Maliyet ne kadar gerçekçi?

Büyükşehir Belediyesi metro inşasının, hem maliyet hem de fiziksel imkanlar açısından imkan dahilinde bulunmadığını savunuyor. Buna göre bir kilometre karayolu tünelinin inşası 10 ile 15 milyon dolar arasında değişirken, metro hattının bir kilometresi 30 milyon dolara çıkıyor.

Öğretim üyeleri, bu maliyetlerin de gerçekleri yansıtmadığı görüşünde. Prof. Dr. Semih Tezcan, iki gidiş, iki geliş dört şeritli bir karayolu tünelinin çapının minimum 17 metre olması gerektiğini ve durumda gerçek maliyetin kilometre başına 15 değil, en az 60 milyon dolar olduğunu belirtiyor. Tezcan, metro tünelinin kilometre başına inşaat maliyetinin, elektromekanik aksam ve istasyonlar hariç 30 milyon dolara çıkacağını belirtiyor.

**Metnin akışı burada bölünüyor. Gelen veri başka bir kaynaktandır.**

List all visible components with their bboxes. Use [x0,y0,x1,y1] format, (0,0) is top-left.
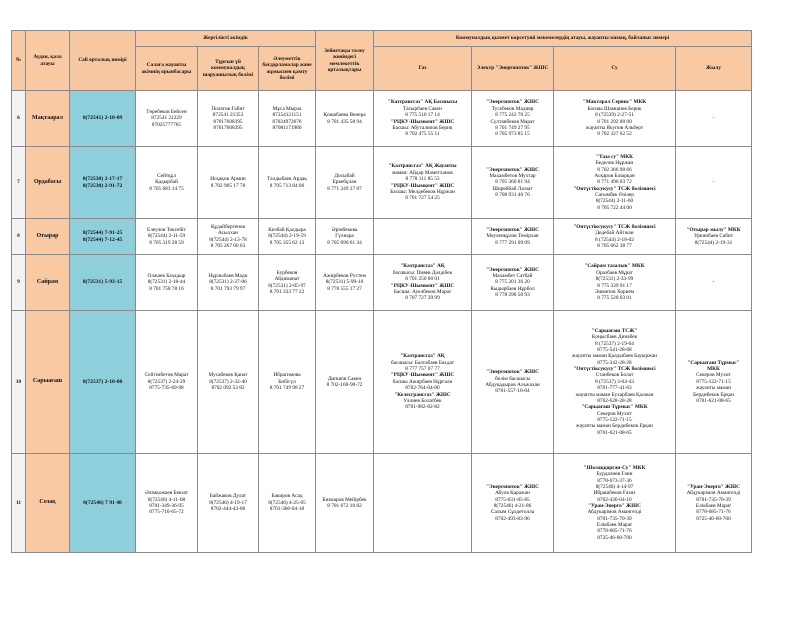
cell-line: Мұса Мырза [272,105,302,112]
electric-cell [472,91,554,147]
contacts-table [11,30,752,553]
org-name: "Онтүстіксукусу" ТСЖ бөлімшесі [573,223,656,230]
call-center-number [70,255,136,311]
water-cell [554,91,676,147]
cell-line: 8 705 355 62 13 [269,239,305,246]
cell-line: Басшы: Ауелбеков Марат [393,288,452,295]
cell-line: Станбеков Болат [595,372,634,379]
cell-line: 8 777 757 07 77 [405,366,440,373]
cell-line: Олжаев Бахадыр [147,272,186,279]
cell-line: 8775-122-71-15 [696,378,731,385]
employment-cell [259,147,316,219]
cell-line: 8(72544) 2-19-59 [268,233,306,240]
org-name: "Мактарал Сервис" МКК [582,99,647,106]
row-number: 10 [12,311,26,454]
cell-line: Абдукарімов Амангелді [686,490,741,497]
org-name: "Энергопоток" ЖШС [486,266,539,273]
org-name: "Отырар жылу" МКК [686,226,741,233]
cell-line: 8(72531) 2-18-44 [147,279,186,286]
org-name: "Энергопоток" ЖШС [486,226,539,233]
housing-cell [198,91,259,147]
cell-line: 8(72537) 2-32-40 [209,378,247,385]
cell-line: Бибігүл [278,378,296,385]
heating-cell [676,255,752,311]
cell-line: Қошабаева Венера [323,112,366,119]
cell-line: - [712,179,715,186]
cell-line: Бурдалиев Ғани [596,471,633,478]
cell-line: Абдуқадыров Альжахан [485,382,540,388]
cell-line: 8 (72539) 2-27-51 [595,112,634,119]
cell-line: Тусебеков Мадияр [491,105,534,112]
header-housing: Тұрғын үй коммуналдық шаруашылық бөлімі [198,47,259,91]
cell-line: - [712,279,715,286]
cell-line: Абуов Қаражан [495,490,530,497]
water-cell [554,311,676,454]
org-name: "Таза су" МКК [596,153,633,160]
cell-line: 8702-628-28-28 [597,397,632,404]
org-name: "Сарыағаш Тұрмыс" [687,359,740,366]
header-electric: Электр "Энергопоток" ЖШС [472,47,554,91]
table-row [12,311,752,454]
cell-line: Әрінбекова [331,226,358,233]
electric-cell [472,147,554,219]
cell-line: 8701-621-08-65 [597,429,632,436]
row-number: 8 [12,219,26,255]
gas-cell [374,454,472,553]
header-water: Су [554,47,676,91]
cell-line: Қадырбай [155,179,178,186]
cell-line: Эшметов Хорием [594,288,635,295]
org-name: "Онтүстіксукусу" ТСЖ бөлімшесі [573,185,656,192]
cell-line: 8 705 267 00 03 [210,242,246,249]
cell-line: 8 701 292 00 00 [597,118,632,125]
cell-line: 8 775 201 36 20 [495,279,530,286]
cell-line: 8778-673-37-36 [597,477,632,484]
water-cell [554,255,676,311]
cell-line: 8 702 327 02 52 [597,131,632,138]
cell-line: 8701-557-16-04 [495,388,530,395]
cell-line: 8 705 973 85 15 [495,131,530,138]
cell-line: 8(72546) 7 91 48 [83,499,122,506]
employment-cell [259,219,316,255]
cell-line: 87017608395 [213,118,243,125]
org-name: "Сарыағаш ТСЖ" [591,328,638,335]
cell-line: жауапты маман Қалдыбаев Бауыржан [571,353,657,360]
district-name: Отырар [26,219,70,255]
cell-line: Басшы: Абуталипов Берик [392,124,453,131]
employment-cell [259,91,316,147]
cell-line: 87025777765 [151,121,182,128]
cell-line: Уалиев Болатбек [403,397,442,404]
cell-line: 8 775 510 17 14 [405,112,440,119]
water-cell [554,454,676,553]
cell-line: 8(72544) 2-13-78 [209,236,247,243]
header-call-center: Call орталық нөмірі [70,31,136,91]
housing-cell [198,454,259,553]
row-number: 9 [12,255,26,311]
cell-line: Нұрлыбаев Мади [208,272,248,279]
cell-line: Сейтқұл [157,172,176,179]
cell-line: жауапты маман Бухарбаев Қалжан [575,391,654,398]
cell-line: 8778-685-71-76 [597,528,632,535]
cell-line: Асылхан [217,230,238,237]
cell-line: 8 (72537) 2-19-64 [595,340,634,347]
cell-line: Досыбай [334,172,355,179]
cell-line: 8 701 672 10 82 [327,503,362,509]
cell-line: жауапты маман [696,385,731,392]
cell-line: Сагымбек Өзілер [595,192,634,199]
header-gas: Газ [374,47,472,91]
call-center-number [70,311,136,454]
cell-line: Қоңысбаев Динабек [591,334,638,341]
org-name: "Казтрансгаз" АҚ Басшысы [387,99,458,106]
cell-line: Секеров Мухит [597,410,632,417]
electric-cell [472,311,554,454]
org-name: "Казтрансгаз" АҚ [400,263,445,270]
akim-cell [136,311,198,454]
org-name: МКК [707,366,720,373]
cell-line: - [712,115,715,122]
org-name: "РЦКУ-Шымкент" ЖШС [390,372,455,379]
cell-line: 8 777 291 09 09 [495,239,530,246]
cell-line: 8(72546) 4-21-86 [493,503,532,509]
retirement-cell [316,255,374,311]
cell-line: Уркинбаев Сабит [693,233,734,240]
cell-line: 8(72531) 5-99-10 [325,279,364,286]
cell-line: 8701-735-70-39 [597,515,632,522]
cell-line: Еркебұлан [332,179,357,186]
cell-line: 8 701 250 00 01 [405,276,440,283]
electric-cell [472,454,554,553]
cell-line: 8 705 662 38 77 [597,242,632,249]
cell-line: 8702-444-43-08 [210,506,246,513]
cell-line: 8(72546) 4-25-05 [268,499,306,506]
org-name: "РЦКУ-Шымкент" ЖШС [390,282,455,289]
cell-line: 8701-621-08-65 [696,397,731,404]
cell-line: Гүлнара [335,233,354,240]
cell-line: Дедебай Айтжан [595,230,634,237]
cell-line: 8 (72544) 2-18-02 [595,236,634,243]
cell-line: 8(72544) 2-19-31 [694,239,733,246]
cell-line: 8702-493-83-96 [495,515,530,522]
cell-line: 8775-631-85-85 [495,496,530,503]
cell-line: басшысы: Пияев Дәлдібек [392,269,453,276]
cell-line: Байжаков Дулат [209,493,247,500]
call-center-number [70,454,136,553]
cell-line: Ажирбеков Рустем [323,272,366,279]
cell-line: Елеулов Токсейіт [147,226,186,233]
cell-line: Беделов Нұржан [595,160,634,167]
cell-line: 8 (72537) 3-04-43 [595,378,634,385]
cell-line: 8725-46-60-700 [696,515,731,522]
org-name: "Энергопоток" ЖШС [486,483,539,490]
cell-line: 8(72531) 5-93-15 [82,279,123,286]
cell-line: Бизмаров Мейірбек [322,496,367,503]
employment-cell [259,311,316,454]
cell-line: 87024972676 [272,118,302,125]
org-name: "Казтрансгаз" АҚ [400,353,445,360]
org-name: "Энергопоток" ЖШС [486,99,539,106]
housing-cell [198,147,259,219]
org-name: "Онтүстіксукусу" ТСЖ бөлімшесі [573,366,656,373]
row-number: 11 [12,454,26,553]
cell-line: 8 705 683 14 75 [149,185,184,192]
header-akim: Салаға жауапты әкімнің орынбасары [136,47,198,91]
org-name: "Уран-Энерго" ЖШС [588,503,641,509]
heating-cell [676,147,752,219]
cell-line: 8(72546) 4-19-17 [209,499,247,506]
cell-line: бөлім басшысы [494,375,531,382]
cell-line: жауапты маман Бердибеков Ерқан [575,423,654,430]
cell-line: Құдайбергенов [210,223,246,230]
cell-line: 8775-735-69-98 [149,385,184,392]
cell-line: 8 701 793 79 97 [210,285,246,292]
cell-line: 8 705 360 81 94 [495,179,530,186]
header-employment: Әлеуметтік бағдарламалар және жұмыспен қамту бөлімі [259,47,316,91]
row-number: 7 [12,147,26,219]
cell-line: Басшы: Мелдебеков Нұржан [390,188,455,195]
header-heating: Жылу [676,47,752,91]
cell-line: 8 705 722 44 00 [597,204,632,211]
cell-line: 8725-46-60-700 [597,534,632,541]
housing-cell [198,311,259,454]
cell-line: 8(72544) 2-11-59 [147,233,186,240]
employment-cell [259,454,316,553]
gas-cell [374,311,472,454]
header-retirement: Зейнетақы төлеу жөніндегі мемлекеттік орталықтары [316,31,374,91]
cell-line: 872541 21229 [151,115,182,122]
cell-line: 8(72546) 4-14-97 [595,483,634,490]
cell-line: 8775-342-28-28 [597,359,632,366]
cell-line: Махамбетов Мухтар [489,172,536,179]
org-name: "Энергопоток" ЖШС [486,369,539,376]
cell-line: Дипшов Сакен [327,375,362,382]
cell-line: 8(72530) 2-17-17 [82,175,123,182]
cell-line: 8(72541) 2-10-89 [82,115,123,122]
cell-line: Елікбаев Марат [695,503,732,509]
cell-line: 8(72531) 2-27-06 [209,279,247,286]
retirement-cell [316,91,374,147]
cell-line: 8 778 298 50 93 [495,292,530,299]
cell-line: Полатов Ғабит [211,105,245,112]
call-center-number [70,147,136,219]
cell-line: Сейтімбетов Марат [144,372,189,379]
org-name: "Казтрансгаз" АҚ Жауапты [388,163,457,170]
cell-line: 872541 21353 [212,112,244,119]
akim-cell [136,219,198,255]
cell-line: 8 775 339 91 17 [597,282,632,289]
cell-line: 8775-541-28-68 [597,347,632,354]
cell-line: Талдыбаев Ардақ [267,176,307,183]
cell-line: Исқақов Армин [210,176,246,183]
cell-line: Оразбаев Мұрат [596,269,633,276]
cell-line: 87254121151 [272,112,302,119]
water-cell [554,219,676,255]
retirement-cell [316,147,374,219]
cell-line: Кыдырбаев Нұрбол [490,285,535,292]
cell-line: 8701-982-82-82 [405,404,440,411]
cell-line: Бурбеков [276,269,298,276]
retirement-cell [316,454,374,553]
header-district: Аудан, қала атауы [26,31,70,91]
header-utilities-group: Коммуналдық қызмет көрсетуші мекемелердің атауы, жауапты мамаң, байланыс нөмері [374,31,752,47]
header-akimat-group: Жергілікті әкімдік [136,31,316,47]
heating-cell [676,219,752,255]
cell-line: 8 701 727 54 25 [405,195,440,202]
cell-line: Абдиманат [274,276,300,283]
cell-line: 8(72530) 2-91-72 [82,182,123,189]
cell-line: 8701-349-36-95 [149,503,184,509]
housing-cell [198,219,259,255]
cell-line: 8 775 520 03 01 [597,295,632,302]
cell-line: 8 771 496 03 72 [597,179,632,186]
cell-line: Басшы Шамшиев Берик [587,105,642,112]
table-row [12,91,752,147]
cell-line: басшы Ажирбаев Нұрғали [392,378,453,385]
gas-cell [374,91,472,147]
district-name: Мақтаарал [26,91,70,147]
cell-line: 87017608395 [213,124,243,131]
cell-line: 8778-685-71-76 [696,509,731,516]
cell-line: 8702 092 53 82 [211,385,245,392]
district-name: Сарыағаш [26,311,70,454]
electric-cell [472,219,554,255]
district-name: Созақ [26,454,70,553]
cell-line: 8(72544) 7-91-25 [82,229,123,236]
cell-line: 8(72544) 2-11-60 [595,198,634,205]
cell-line: Бердибеков Ерқан [693,391,734,398]
cell-line: Султанбеков Марат [490,118,535,125]
cell-line: 8 778 111 85 53 [405,176,440,183]
table-row [12,147,752,219]
cell-line: Ибрашбеков Ғазиз [593,490,636,497]
cell-line: Кизбай Қалдыра [268,226,306,233]
akim-cell [136,454,198,553]
header-num: № [12,31,26,91]
cell-line: басшысы: Балтабаев Бахдат [390,359,455,366]
call-center-number [70,219,136,255]
org-name: "Уран-Энерго" ЖШС [687,483,740,490]
cell-line: Тасырбаев Сакен [403,105,442,112]
retirement-cell [316,219,374,255]
table-body [12,91,752,553]
gas-cell [374,219,472,255]
cell-line: 8 701 749 98 27 [269,385,305,392]
cell-line: 8 701 758 78 16 [149,285,184,292]
gas-cell [374,147,472,219]
retirement-cell [316,311,374,454]
cell-line: 8775-710-65-72 [149,509,184,516]
cell-line: 8 701 435 58 94 [327,118,362,125]
cell-line: 8(72546) 4-11-08 [147,496,186,503]
cell-line: Бакиров Асад [271,493,303,500]
heating-cell [676,311,752,454]
cell-line: Ибрагимова [273,372,301,379]
cell-line: 8 705 713 84 06 [269,182,305,189]
cell-line: 8 705 690 61 34 [327,239,362,246]
table-row [12,454,752,553]
cell-line: 8(72531) 2-33-99 [595,276,634,283]
cell-line: 8 705 319 28 59 [149,239,184,246]
row-number: 6 [12,91,26,147]
cell-line: Абдукарімов Амангелді [587,509,642,516]
heating-cell [676,91,752,147]
org-name: "РЦКУ-Шымкент" ЖШС [390,182,455,189]
cell-line: Төребеков Бейсен [146,108,187,115]
cell-line: 8(72531) 2-05-97 [268,282,306,289]
org-name: "Келесгрансгаз" ЖШС [394,391,451,398]
org-name: "Сайрам тазалык" МКК [584,263,645,270]
cell-line: 8(72544) 7-12-45 [82,236,123,243]
cell-line: 8 708 931 40 76 [495,192,530,199]
cell-line: Әлімқожаев Бекзат [144,490,189,497]
cell-line: 8 701 749 27 95 [495,124,530,131]
table-row [12,219,752,255]
akim-cell [136,91,198,147]
akim-cell [136,147,198,219]
district-name: Сайрам [26,255,70,311]
cell-line: 8 702 965 17 78 [210,182,246,189]
cell-line: 8 701 333 77 22 [269,288,305,295]
cell-line: маман: Айдар Маметханов [392,169,453,176]
cell-line: 8701-366-04-18 [269,506,305,513]
heating-cell [676,454,752,553]
cell-line: Салым Сұлдетолла [490,509,535,516]
cell-line: Ширейбай Лаззат [492,185,533,192]
cell-line: 8 707 727 39 99 [405,295,440,302]
electric-cell [472,255,554,311]
cell-line: Махамбет Сатбай [492,272,533,279]
cell-line: 8 702-160-90-72 [326,382,363,388]
cell-line: 8 775 242 70 25 [495,112,530,119]
org-name: "РЦКУ-Шымкент" ЖШС [390,118,455,125]
cell-line: Елікбаев Марат [596,522,633,529]
call-center-number [70,91,136,147]
cell-line: 8701-735-70-39 [696,496,731,503]
cell-line: 8(72537) 2-24-29 [147,378,186,385]
cell-line: Секеров Мухит [696,372,731,379]
cell-line: 8 778 555 17 27 [327,285,362,292]
cell-line: 8(72537) 2-10-00 [82,378,123,385]
akim-cell [136,255,198,311]
cell-line: Мәуленқұлов Темірхан [486,233,539,240]
district-name: Ордабасы [26,147,70,219]
cell-line: 8702-764-04-00 [405,385,440,392]
gas-cell [374,255,472,311]
table-row [12,255,752,311]
cell-line: Мусабеков Қанат [208,372,248,379]
cell-line: 87081171980 [272,124,302,131]
cell-line: 8702-436-04-10 [597,496,632,503]
org-name: "Шолаққорған-Су" МКК [583,464,646,471]
employment-cell [259,255,316,311]
cell-line: 8 771 249 37 87 [327,185,362,192]
org-name: "Энергопоток" ЖШС [486,166,539,173]
org-name: "Сарыағаш Тұрмыс" МКК [581,404,648,411]
water-cell [554,147,676,219]
cell-line: 8 702 366 90 66 [597,166,632,173]
cell-line: жауапты Якупов Альберт [585,124,644,131]
cell-line: 8775-122-71-15 [597,416,632,423]
housing-cell [198,255,259,311]
cell-line: Асқаров Базарқан [594,172,635,179]
cell-line: 8701-777-41-63 [597,385,632,392]
cell-line: 8 702 475 55 11 [405,131,440,138]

Belediyenin toplam 2 milyar dolara mal edeceğini iddia ettiği karayollarının 4 milyar dolardan daha düşük bir miktara tamamlanamayacağı görülüyor. İTÜ Ulaştırma Anabilim Dalı öğretim üyesi Prof. Dr. Haluk Gerçek, arada kilometre başına 10 milyon dolar fark olsa bile, tercihin metrodan yana olması gerektiğini savunuyor. Çünkü karayolundaki bir şeritte saatte 2 bin araç geçebiliyor ve İstanbul’daki otomobillerde ortalama yolcu sayısı 1.7 olduğu için, bir saatte 4 bin yolcu taşınabiliyor. Oysa metro, saatte 70 bin yolcu taşıyarak trafik yoğunluğunda önemli bir rahatlama sağlayabiliyor.

İnşa halindeki karayolu tünellerinin İstanbul trafiğine katkısı pek çok soru barındırıyor. Gelinen noktada tartışma götürmeyen tek şey, karayolu tünellerinin zarar verdiği binalarda yaşayan İstanbulluların canlarının tehlikede olması.